The basic concept of the Boogie Mark I was an additional gain stage in front of the normal Fender blackface circuit, similar to what Doc describes above - cascaded preamp gain stages with careful component selection to provide good voicing. Just using the two stages probably isn't enough; You need to have at least three stages and a master volume, maybe a way to switch it in and out, etc.  
 
In Dan Torres book he shows a circuit for an extra gain stage that is selected by which input jack you plug into. You probably need a master volume to go along with the extra gain stage.  
 
Here's an option to think about. In between the first triode of the "Vibrato" preamp and the tone controls have a switch - one position as normal, the other routes the signal to the wasted tube.

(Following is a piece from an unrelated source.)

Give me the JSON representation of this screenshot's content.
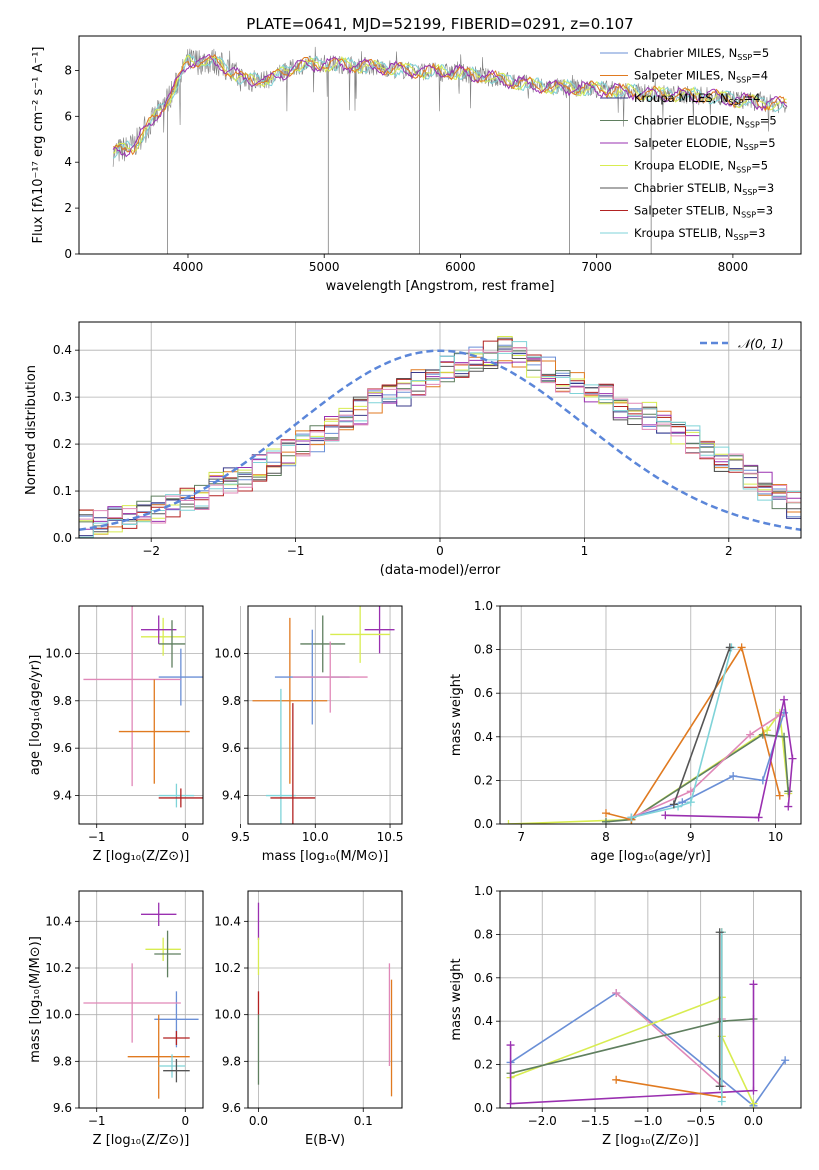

The wasted tube can be voiced for overdrive and the "Normal" channel tone controls can also be optimized for overdrive. There would be no reverb on the distortion channel. The switch could be a relay or done with LDRs.  
 
How far are you willing to mod the amp? This is a lot of work and ruins the resale value.
 
1/22/2000 6:32 AM
jeff

thanks Scott,  
this amp will never be sold, I have built several amps from scratch so the work is not a problem. Since the vibrato ch is a gain stage, tone stack, gain stage, mixer stage for reverb signal after recovery and heavily attenuated (3.3M - 10pf)original signal, then to PI etc ... and the unsed Normal ch is gain stage, tone stack, gain stage it seems that it should be possible to go from say the output from the vibrato ch thru the 2 Norm ch gain stages and use a master volume. The trick is what exact component values will actually work and sound decent .. make sense?
 
1/22/2000 4:14 PM
Scott Swartz

You could get the signal that will be sent to the wasted tube after the reverb but I'm not sure you will get the sound you're after because:  
 
1. The signal will already have the reverb on it. It usually works better to distort the dry signal. This is why I suggested getting the signal after the first triode of vibrato channel.  
 
2. The signal path would be very long and I think noise will be a problem.  
 
With respect to component choices, you will have to experiment because your tubes,speakers,etc. will impact it greatly.  
 
A couple of classic Boogie tricks are bypassing the plate resistor with a cap to roll off highs and use small coupling capacitors to control the bass.  
 
Check out the Boogie schems on the net and use that as a starting point.